Local properties and global structure of McVittie spacetimes with non-flat FLRW backgrounds

McVittie spacetimes embed the vacuum Schwarzschild(-(anti) de Sitter) spacetime in an isotropic FLRW background universe. We study the global structure of McVittie spacetimes with spatially non-flat FLRW backgrounds. This requires the extension of the definition of such spacetimes, previously given only for the flat and open cases, to the closed case. We revisit this definition and show how it gives rise to a unique spacetime (given the FLRW background, the mass parameter $M$ and the cosmological constant $\Lambda$) in the open and flat cases. In the closed case, an additional free function of the cosmic time arises.

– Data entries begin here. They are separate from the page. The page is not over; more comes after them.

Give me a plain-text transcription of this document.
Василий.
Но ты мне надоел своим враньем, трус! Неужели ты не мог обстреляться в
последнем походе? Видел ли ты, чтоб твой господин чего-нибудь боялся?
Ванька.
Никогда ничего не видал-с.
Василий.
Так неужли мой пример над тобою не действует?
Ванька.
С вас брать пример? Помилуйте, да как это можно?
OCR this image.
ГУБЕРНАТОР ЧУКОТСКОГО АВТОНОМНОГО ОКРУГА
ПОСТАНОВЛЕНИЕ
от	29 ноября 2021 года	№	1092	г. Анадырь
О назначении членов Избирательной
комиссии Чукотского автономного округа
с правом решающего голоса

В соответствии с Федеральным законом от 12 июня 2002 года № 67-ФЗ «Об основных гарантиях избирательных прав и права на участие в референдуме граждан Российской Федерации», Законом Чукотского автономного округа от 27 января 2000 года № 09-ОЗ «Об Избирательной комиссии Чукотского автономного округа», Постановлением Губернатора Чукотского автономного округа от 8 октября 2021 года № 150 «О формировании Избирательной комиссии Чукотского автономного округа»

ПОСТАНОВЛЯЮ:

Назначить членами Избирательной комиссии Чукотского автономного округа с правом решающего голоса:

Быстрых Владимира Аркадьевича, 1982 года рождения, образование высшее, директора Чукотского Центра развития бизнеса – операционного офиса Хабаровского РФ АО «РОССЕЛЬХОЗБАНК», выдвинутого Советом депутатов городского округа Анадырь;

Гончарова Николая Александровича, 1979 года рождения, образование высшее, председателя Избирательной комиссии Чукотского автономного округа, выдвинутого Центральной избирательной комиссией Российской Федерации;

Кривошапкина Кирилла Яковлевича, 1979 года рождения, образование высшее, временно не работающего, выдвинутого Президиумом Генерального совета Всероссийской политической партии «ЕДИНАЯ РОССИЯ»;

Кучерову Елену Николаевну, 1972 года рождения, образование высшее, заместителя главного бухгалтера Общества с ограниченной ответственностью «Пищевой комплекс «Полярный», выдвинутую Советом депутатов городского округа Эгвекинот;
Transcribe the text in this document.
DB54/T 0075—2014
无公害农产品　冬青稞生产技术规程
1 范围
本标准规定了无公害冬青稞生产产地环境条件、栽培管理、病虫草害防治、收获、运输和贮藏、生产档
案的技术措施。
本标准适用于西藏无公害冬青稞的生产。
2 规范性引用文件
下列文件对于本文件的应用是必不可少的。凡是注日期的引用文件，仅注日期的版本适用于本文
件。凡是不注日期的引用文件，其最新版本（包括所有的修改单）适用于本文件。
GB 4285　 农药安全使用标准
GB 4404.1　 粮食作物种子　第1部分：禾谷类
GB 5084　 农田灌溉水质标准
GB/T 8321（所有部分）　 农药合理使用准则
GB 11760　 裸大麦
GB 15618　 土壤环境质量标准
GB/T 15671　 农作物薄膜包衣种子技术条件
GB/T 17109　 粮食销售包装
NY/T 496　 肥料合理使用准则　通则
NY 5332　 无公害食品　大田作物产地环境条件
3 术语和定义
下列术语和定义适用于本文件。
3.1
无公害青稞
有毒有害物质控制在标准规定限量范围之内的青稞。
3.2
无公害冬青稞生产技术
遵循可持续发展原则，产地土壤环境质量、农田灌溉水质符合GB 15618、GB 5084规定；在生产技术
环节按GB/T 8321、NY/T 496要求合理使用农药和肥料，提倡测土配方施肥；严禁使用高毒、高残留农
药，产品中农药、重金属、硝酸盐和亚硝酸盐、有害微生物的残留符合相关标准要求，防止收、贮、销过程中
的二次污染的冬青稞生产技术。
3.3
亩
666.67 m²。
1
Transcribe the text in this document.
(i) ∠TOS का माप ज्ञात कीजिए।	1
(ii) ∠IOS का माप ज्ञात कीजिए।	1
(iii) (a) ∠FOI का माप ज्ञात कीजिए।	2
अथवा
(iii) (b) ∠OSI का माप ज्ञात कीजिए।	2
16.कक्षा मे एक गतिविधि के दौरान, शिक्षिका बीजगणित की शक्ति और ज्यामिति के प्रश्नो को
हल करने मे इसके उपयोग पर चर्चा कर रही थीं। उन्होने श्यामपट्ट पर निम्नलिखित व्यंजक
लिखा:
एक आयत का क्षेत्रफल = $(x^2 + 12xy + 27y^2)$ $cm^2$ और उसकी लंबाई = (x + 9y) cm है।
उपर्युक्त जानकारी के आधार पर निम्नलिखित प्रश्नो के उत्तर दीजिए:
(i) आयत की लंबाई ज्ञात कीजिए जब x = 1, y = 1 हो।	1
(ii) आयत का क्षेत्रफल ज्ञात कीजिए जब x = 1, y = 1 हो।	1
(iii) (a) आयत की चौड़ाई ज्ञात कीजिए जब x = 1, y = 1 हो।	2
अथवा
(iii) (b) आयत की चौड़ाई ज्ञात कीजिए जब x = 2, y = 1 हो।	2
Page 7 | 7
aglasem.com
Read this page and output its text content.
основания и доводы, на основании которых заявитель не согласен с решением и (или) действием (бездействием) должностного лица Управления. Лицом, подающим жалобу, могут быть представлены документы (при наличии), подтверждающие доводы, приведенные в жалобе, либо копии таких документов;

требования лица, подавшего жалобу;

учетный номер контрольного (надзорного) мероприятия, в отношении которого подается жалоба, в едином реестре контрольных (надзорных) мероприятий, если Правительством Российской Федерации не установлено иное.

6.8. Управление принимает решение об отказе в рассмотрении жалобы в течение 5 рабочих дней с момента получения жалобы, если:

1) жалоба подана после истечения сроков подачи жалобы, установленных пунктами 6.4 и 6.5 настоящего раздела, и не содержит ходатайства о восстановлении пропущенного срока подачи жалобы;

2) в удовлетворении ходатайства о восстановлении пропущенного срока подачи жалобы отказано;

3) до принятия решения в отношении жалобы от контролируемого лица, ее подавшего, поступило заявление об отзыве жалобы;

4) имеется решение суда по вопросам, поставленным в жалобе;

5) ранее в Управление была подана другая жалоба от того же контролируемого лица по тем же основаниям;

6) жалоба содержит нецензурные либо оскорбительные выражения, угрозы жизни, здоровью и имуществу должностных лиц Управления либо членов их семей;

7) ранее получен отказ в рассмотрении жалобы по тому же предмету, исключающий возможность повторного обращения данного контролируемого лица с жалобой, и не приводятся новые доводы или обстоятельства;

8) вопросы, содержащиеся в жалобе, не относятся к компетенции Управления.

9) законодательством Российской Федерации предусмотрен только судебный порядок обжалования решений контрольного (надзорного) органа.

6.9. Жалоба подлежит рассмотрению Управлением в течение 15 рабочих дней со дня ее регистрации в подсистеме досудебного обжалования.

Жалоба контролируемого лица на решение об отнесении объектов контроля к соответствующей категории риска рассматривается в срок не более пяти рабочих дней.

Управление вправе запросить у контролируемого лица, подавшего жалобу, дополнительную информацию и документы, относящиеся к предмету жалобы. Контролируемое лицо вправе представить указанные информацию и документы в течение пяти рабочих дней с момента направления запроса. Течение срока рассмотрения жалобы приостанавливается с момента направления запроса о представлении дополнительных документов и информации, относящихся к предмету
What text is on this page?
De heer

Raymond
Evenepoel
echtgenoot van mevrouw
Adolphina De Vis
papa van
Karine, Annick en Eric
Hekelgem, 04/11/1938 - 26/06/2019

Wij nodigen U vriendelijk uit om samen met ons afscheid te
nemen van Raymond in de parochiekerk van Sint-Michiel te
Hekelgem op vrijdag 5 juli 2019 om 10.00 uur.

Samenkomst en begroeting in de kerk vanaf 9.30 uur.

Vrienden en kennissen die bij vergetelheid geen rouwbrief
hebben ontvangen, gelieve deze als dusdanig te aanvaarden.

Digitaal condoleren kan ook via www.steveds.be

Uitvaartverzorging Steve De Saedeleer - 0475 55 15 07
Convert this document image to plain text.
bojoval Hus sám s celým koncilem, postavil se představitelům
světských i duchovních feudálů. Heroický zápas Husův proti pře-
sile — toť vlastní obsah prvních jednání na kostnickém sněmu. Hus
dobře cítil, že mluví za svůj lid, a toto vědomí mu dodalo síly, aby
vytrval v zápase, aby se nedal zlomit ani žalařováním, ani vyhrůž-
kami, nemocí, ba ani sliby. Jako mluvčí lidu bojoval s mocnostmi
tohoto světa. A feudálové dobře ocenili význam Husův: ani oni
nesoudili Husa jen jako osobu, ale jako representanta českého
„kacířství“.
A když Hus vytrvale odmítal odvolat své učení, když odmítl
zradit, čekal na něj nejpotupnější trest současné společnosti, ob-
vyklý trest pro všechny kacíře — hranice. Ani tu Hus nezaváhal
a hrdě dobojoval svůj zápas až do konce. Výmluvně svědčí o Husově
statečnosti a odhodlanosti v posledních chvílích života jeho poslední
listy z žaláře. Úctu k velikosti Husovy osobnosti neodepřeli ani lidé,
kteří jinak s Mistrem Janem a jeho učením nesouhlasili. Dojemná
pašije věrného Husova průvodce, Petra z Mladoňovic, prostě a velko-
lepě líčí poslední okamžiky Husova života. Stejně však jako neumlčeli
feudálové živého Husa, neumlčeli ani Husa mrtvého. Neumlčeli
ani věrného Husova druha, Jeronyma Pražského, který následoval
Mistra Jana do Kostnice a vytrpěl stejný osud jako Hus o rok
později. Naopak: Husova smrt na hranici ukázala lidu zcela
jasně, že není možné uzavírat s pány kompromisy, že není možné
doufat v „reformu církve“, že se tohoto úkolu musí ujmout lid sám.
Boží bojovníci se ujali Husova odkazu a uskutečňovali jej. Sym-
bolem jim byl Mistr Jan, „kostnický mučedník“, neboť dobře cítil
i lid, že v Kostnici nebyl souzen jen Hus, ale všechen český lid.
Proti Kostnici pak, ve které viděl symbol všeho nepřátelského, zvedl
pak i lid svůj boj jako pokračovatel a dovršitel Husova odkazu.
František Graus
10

We derive some basic results on the metric, curvature and matter content of McVittie spacetimes and derive a representation of the line element that makes the study of their global properties possible. In the closed case (independently of the free function mentioned above), the spacetime is confined (at each instant of time) to a region bounded by a minimum and a maximum area radius, and is bounded either to the future or to the past by a scalar curvature singularity. This allowed region only exists when the background scale factor is above a certain minimum. In the open case, radial null geodesics originate in finite affine time in the past at a boundary formed by the union of the Big Bang singularity of the FLRW background and a non-singular hypersurface of varying causal character. Furthermore, in the case of eternally expanding open universes, we show that black holes are ubiquitous: ingoing radial null geodesics extend in finite affine time to a hypersurface that forms the boundary of the region from which photons can escape to future null infinity. We revisit the black hole interpretation of McVittie spacetimes in the spatially flat case, and show that this interpretation holds also in the case of a vanishing cosmological constant, contrary to a previous claim of ours.